Connections. They are vitally important. We are connected to family, friends, colleagues, acquaintances, certain places, and even people we don’t know but are familiar and important to us, like the barista at the coffee shop. Since the pandemic began and people were told to stay home, the way in which we connect has been challenged, if not outright impossible, in some instances.
A common definition of connection is a relationship in which a person, thing, or idea is linked or associated with something else. Every one of us can share a story about how we lost connection with things or people we valued. In some circumstances, even though the frequency of connection did not change, just knowing we could not connect with a person or place in a familiar way left us feeling confused, isolated, and unhappy.
For me, it was the loss of connection to my mother. My mother lives in Edmonton with my eldest sister. Even though my mom and I don’t talk that often on the phone, I would try to see her once or twice a year. It was Mommy-and-me time for us to chat, eat our favourite foods, and just be. Just sitting on the couch and watching the news together while I held her hand, not saying a word, spoke volumes to the strength of our connection.

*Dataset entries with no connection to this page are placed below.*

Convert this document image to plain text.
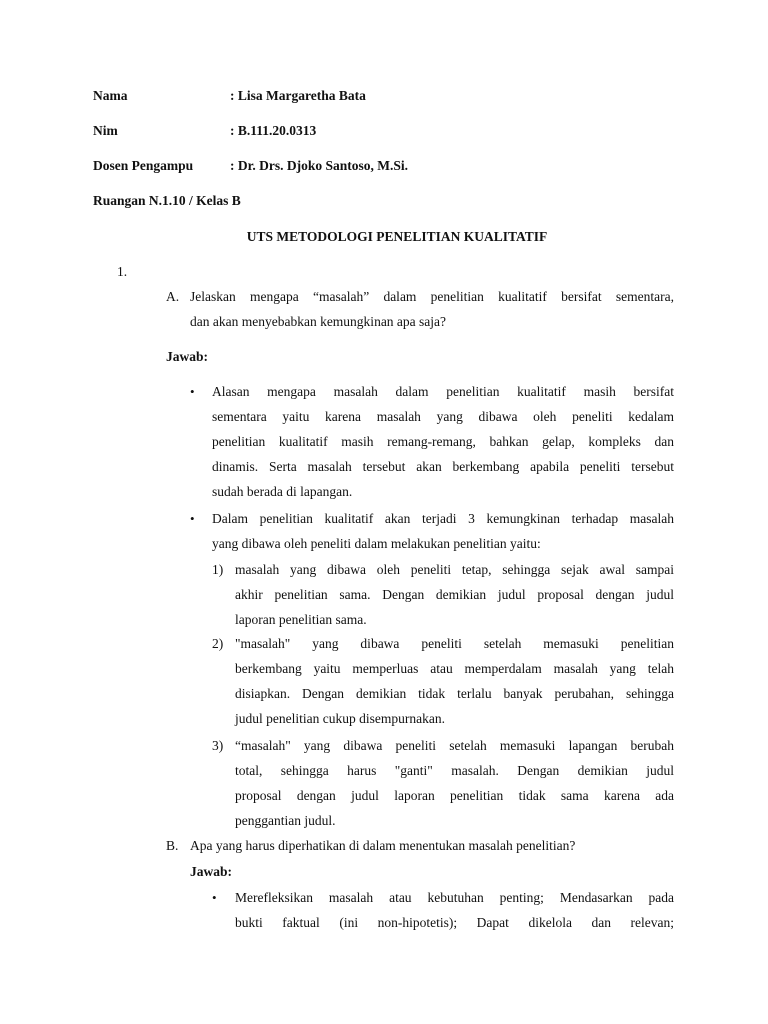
Nama	: Lisa Margaretha Bata
Nim	: B.111.20.0313
Dosen Pengampu	: Dr. Drs. Djoko Santoso, M.Si.
Ruangan N.1.10 / Kelas B
UTS METODOLOGI PENELITIAN KUALITATIF
1.
A. Jelaskan mengapa “masalah” dalam penelitian kualitatif bersifat sementara,
dan akan menyebabkan kemungkinan apa saja?
Jawab:
• Alasan mengapa masalah dalam penelitian kualitatif masih bersifat
sementara yaitu karena masalah yang dibawa oleh peneliti kedalam
penelitian kualitatif masih remang-remang, bahkan gelap, kompleks dan
dinamis. Serta masalah tersebut akan berkembang apabila peneliti tersebut
sudah berada di lapangan.
• Dalam penelitian kualitatif akan terjadi 3 kemungkinan terhadap masalah
yang dibawa oleh peneliti dalam melakukan penelitian yaitu:
1) masalah yang dibawa oleh peneliti tetap, sehingga sejak awal sampai
akhir penelitian sama. Dengan demikian judul proposal dengan judul
laporan penelitian sama.
2) "masalah" yang dibawa peneliti setelah memasuki penelitian
berkembang yaitu memperluas atau memperdalam masalah yang telah
disiapkan. Dengan demikian tidak terlalu banyak perubahan, sehingga
judul penelitian cukup disempurnakan.
3) “masalah" yang dibawa peneliti setelah memasuki lapangan berubah
total, sehingga harus "ganti" masalah. Dengan demikian judul
proposal dengan judul laporan penelitian tidak sama karena ada
penggantian judul.
B. Apa yang harus diperhatikan di dalam menentukan masalah penelitian?
Jawab:
• Merefleksikan masalah atau kebutuhan penting; Mendasarkan pada
bukti faktual (ini non-hipotetis); Dapat dikelola dan relevan;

It was a connection that conveyed to her — you matter to me.
So, you can imagine our sadness when non-essential airplane travel was deemed unsafe. In the nomenclature of the pandemic, seeing my mother was not “essential”. Imagine her thoughts at 89 years old. To us, those in-person visits were vital to our mental and emotional well-being! This sentiment was shared by so many who couldn’t see or connect with their loved ones in the way they would have liked during this pandemic. I know my fear that the last time we saw each other could be our last was also shared with so many others. What the pandemic has taught many of us is that connections shift and evolve but our human nature to connect with one another is paramount to our sense of self. We derive meaning from connection, and we define ourselves by virtue of our connections.
As I extend this thinking into my work life, one of the things I observe is that what motivated the creation of NDRIO is our human desire for connection. Through coming together as a system, we can ensure that we do not lose our connections. For me, a “system” is a set of things working together as parts of a mechanism or an interconnecting network. Having been a member of this sector for many years, I witnessed our interconnections falling by the wayside. We stopped connecting with one another and no longer defined ourselves by the common threads that bind us.
One of the reasons I have spent several months conducting listening tours, and meeting people virtually, is I, personally and professionally, needed to feel that connection again. I wanted to convey sincerely that we’re in this together and that by the virtue of our work, our passion for this sector, and our shared experience of this pandemic, we are connected. Change is ahead. But we’ve been here before, haven’t we? We will get through it and come out the other end, I believe, better for it. How do I know? Because it is my sincere ambition for our system that we re-establish our connections as we collectively complete the needs assessments and the design of a new national service delivery model. Through this work, we define the elements of what we do and who we are as servant leaders to Canadian researchers.
So next time someone asks you how we are all connected, tell them: “We are the interconnected supports, infrastructure, and services that enable researchers to achieve their ambitious ideas and innovations for humanity.” We are Canada’s Digital Research Infrastructure organization, and we will propel Canada onto the global stage of the knowledge economy. This infrastructure is led and run by people, and you all matter to me. How’s that for a connection?